2. Absence d'éléments probants : Le syndicat n'a pas fourni d'éléments suffisant pour justifier la légitimité de l'habilitation du membre du bureau, se contentant d'un extrait non conforme aux règles de validation des décisions du bureau syndical. La cour conclut que cela ne permet pas de vérifier la conformité des décisions prises : « le seul extrait de la délibération produit qui n'est qu'une retranscription signée du seul secrétaire général du syndicat sans indiquer les membres présents [...] ne justifie pas [...] la qualité pour agir de M. B... ».
Interprétations et citations légales
1. Textes applicables : La cour se base sur les dispositions internes au syndicat et sur le décret n° 86-660 du 19 mars 1986 relatif aux organisations syndicales. Ces documents régissent la représentation et la capacité d'action des syndicats, illustrant ainsi l'importance d'une structure et d'une procédure claires dans la prise de décision.
2. Contrôle de la légitimité des actes juridiques : L'article 15 des statuts du syndicat stipule que le bureau syndical désigne le membre qui représente le syndicat en justice, et précise les modalités de cette désignation. La cour en fait une interprétation stricte : « l'habilitation qui doit préciser l'objet et la finalité du contentieux engagé ». Cela montre la volonté de garantir que les recours sont effectivement représentatifs de la structure syndicale et validés démocratiquement.

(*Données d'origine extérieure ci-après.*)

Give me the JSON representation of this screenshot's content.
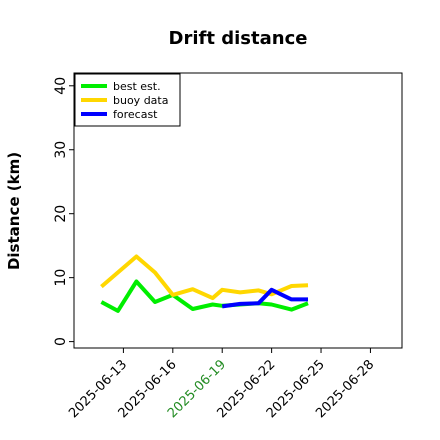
{
  "chart_data": {
    "type": "line",
    "title": "Drift distance",
    "ylabel": "Distance (km)",
    "xlabel": "",
    "ylim": [
      -1,
      42
    ],
    "xlim": [
      "2025-06-10T00:00",
      "2025-06-29T22:00"
    ],
    "yticks": [
      0,
      10,
      20,
      30,
      40
    ],
    "xticks": [
      {
        "date": "2025-06-13",
        "label": "2025-06-13",
        "color": "#000000"
      },
      {
        "date": "2025-06-16",
        "label": "2025-06-16",
        "color": "#000000"
      },
      {
        "date": "2025-06-19",
        "label": "2025-06-19",
        "color": "#228B22"
      },
      {
        "date": "2025-06-22",
        "label": "2025-06-22",
        "color": "#000000"
      },
      {
        "date": "2025-06-25",
        "label": "2025-06-25",
        "color": "#000000"
      },
      {
        "date": "2025-06-28",
        "label": "2025-06-28",
        "color": "#000000"
      }
    ],
    "legend_position": "top-left",
    "grid": false,
    "series": [
      {
        "name": "best est.",
        "color": "#00ee00",
        "x": [
          "2025-06-11T16:00",
          "2025-06-12T16:00",
          "2025-06-13T19:00",
          "2025-06-14T22:00",
          "2025-06-16T00:00",
          "2025-06-17T05:00",
          "2025-06-18T10:00",
          "2025-06-19T00:00",
          "2025-06-20T02:00",
          "2025-06-21T05:00",
          "2025-06-22T00:00",
          "2025-06-23T05:00",
          "2025-06-24T05:00"
        ],
        "y": [
          6.2,
          4.8,
          9.4,
          6.2,
          7.3,
          5.1,
          5.8,
          5.6,
          5.8,
          6.0,
          5.8,
          5.0,
          6.0
        ]
      },
      {
        "name": "buoy data",
        "color": "#ffd700",
        "x": [
          "2025-06-11T16:00",
          "2025-06-13T19:00",
          "2025-06-14T22:00",
          "2025-06-16T00:00",
          "2025-06-17T05:00",
          "2025-06-18T10:00",
          "2025-06-19T00:00",
          "2025-06-20T02:00",
          "2025-06-21T05:00",
          "2025-06-22T00:00",
          "2025-06-23T05:00",
          "2025-06-24T05:00"
        ],
        "y": [
          8.6,
          13.3,
          10.8,
          7.3,
          8.2,
          6.8,
          8.1,
          7.7,
          8.0,
          7.4,
          8.7,
          8.8
        ]
      },
      {
        "name": "forecast",
        "color": "#0000ff",
        "x": [
          "2025-06-19T00:00",
          "2025-06-20T02:00",
          "2025-06-21T05:00",
          "2025-06-22T00:00",
          "2025-06-23T05:00",
          "2025-06-24T05:00"
        ],
        "y": [
          5.5,
          5.9,
          6.0,
          8.1,
          6.6,
          6.6
        ]
      }
    ]
  }
}
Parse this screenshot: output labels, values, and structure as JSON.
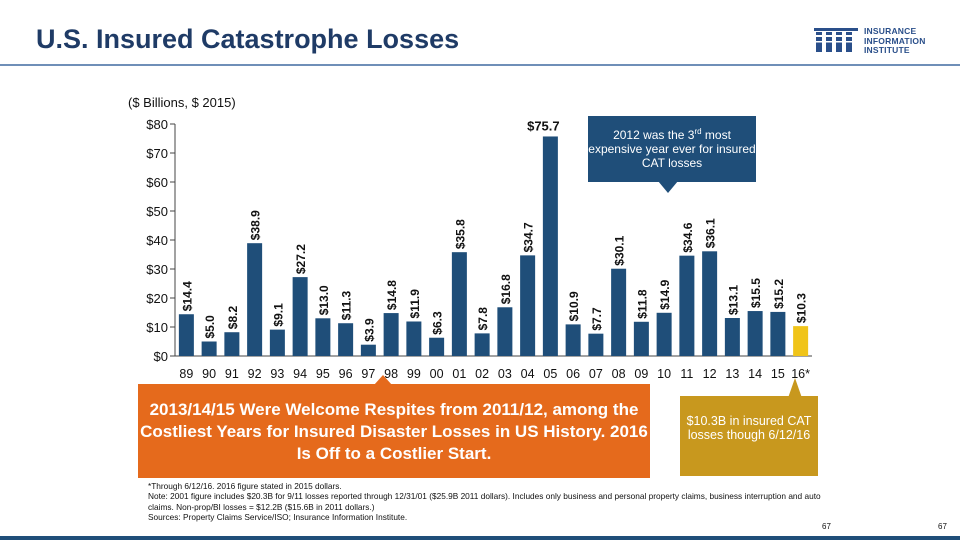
{
  "header": {
    "title": "U.S. Insured Catastrophe Losses",
    "logo_lines": [
      "INSURANCE",
      "INFORMATION",
      "INSTITUTE"
    ]
  },
  "subtitle": "($ Billions, $ 2015)",
  "colors": {
    "title": "#1f3b66",
    "bar": "#1f4e79",
    "bar_highlight": "#f0c419",
    "orange": "#e56a1c",
    "gold": "#c8981e"
  },
  "chart_data": {
    "type": "bar",
    "categories": [
      "89",
      "90",
      "91",
      "92",
      "93",
      "94",
      "95",
      "96",
      "97",
      "98",
      "99",
      "00",
      "01",
      "02",
      "03",
      "04",
      "05",
      "06",
      "07",
      "08",
      "09",
      "10",
      "11",
      "12",
      "13",
      "14",
      "15",
      "16*"
    ],
    "values": [
      14.4,
      5.0,
      8.2,
      38.9,
      9.1,
      27.2,
      13.0,
      11.3,
      3.9,
      14.8,
      11.9,
      6.3,
      35.8,
      7.8,
      16.8,
      34.7,
      75.7,
      10.9,
      7.7,
      30.1,
      11.8,
      14.9,
      34.6,
      36.1,
      13.1,
      15.5,
      15.2,
      10.3
    ],
    "labels": [
      "$14.4",
      "$5.0",
      "$8.2",
      "$38.9",
      "$9.1",
      "$27.2",
      "$13.0",
      "$11.3",
      "$3.9",
      "$14.8",
      "$11.9",
      "$6.3",
      "$35.8",
      "$7.8",
      "$16.8",
      "$34.7",
      "$75.7",
      "$10.9",
      "$7.7",
      "$30.1",
      "$11.8",
      "$14.9",
      "$34.6",
      "$36.1",
      "$13.1",
      "$15.5",
      "$15.2",
      "$10.3"
    ],
    "highlight_index": 27,
    "yticks": [
      0,
      10,
      20,
      30,
      40,
      50,
      60,
      70,
      80
    ],
    "ytick_labels": [
      "$0",
      "$10",
      "$20",
      "$30",
      "$40",
      "$50",
      "$60",
      "$70",
      "$80"
    ],
    "ylim": [
      0,
      80
    ],
    "title": "",
    "xlabel": "",
    "ylabel": ""
  },
  "callouts": {
    "top_part1": "2012  was the 3",
    "top_sup": "rd",
    "top_part2": " most expensive year ever for insured CAT losses",
    "orange": "2013/14/15 Were Welcome Respites from 2011/12, among the Costliest Years for Insured Disaster Losses in US History.  2016 Is Off to a Costlier Start.",
    "gold": "$10.3B in insured CAT losses though 6/12/16"
  },
  "footnotes": {
    "line1": "*Through  6/12/16.  2016 figure stated in 2015 dollars.",
    "line2": "Note: 2001 figure includes $20.3B for 9/11 losses reported through 12/31/01 ($25.9B 2011 dollars). Includes only business and personal property claims, business interruption and auto claims. Non-prop/BI losses = $12.2B ($15.6B in 2011 dollars.)",
    "line3": "Sources: Property Claims Service/ISO; Insurance Information Institute."
  },
  "page_numbers": [
    "67",
    "67"
  ]
}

3. Code de justice administrative : La décision souligne également l'application de l'article L. 761-1 du code de justice administrative concernant la mise à la charge de l'agence régionale de santé d'une somme au titre des frais exposés. Cela montre que, bien que la cour ait rejeté la demande du syndicat, la question des frais pourrait potentiellement être soulevée dans d'autres contextes où la légitimité des recours serait évidente.
En somme, cette décision rappelle l'importance de la conformité avec les règles internes des organisations syndicales et souligne la nécessité d'éléments probants quant à la qualité pour agir dans les procédures judiciaires.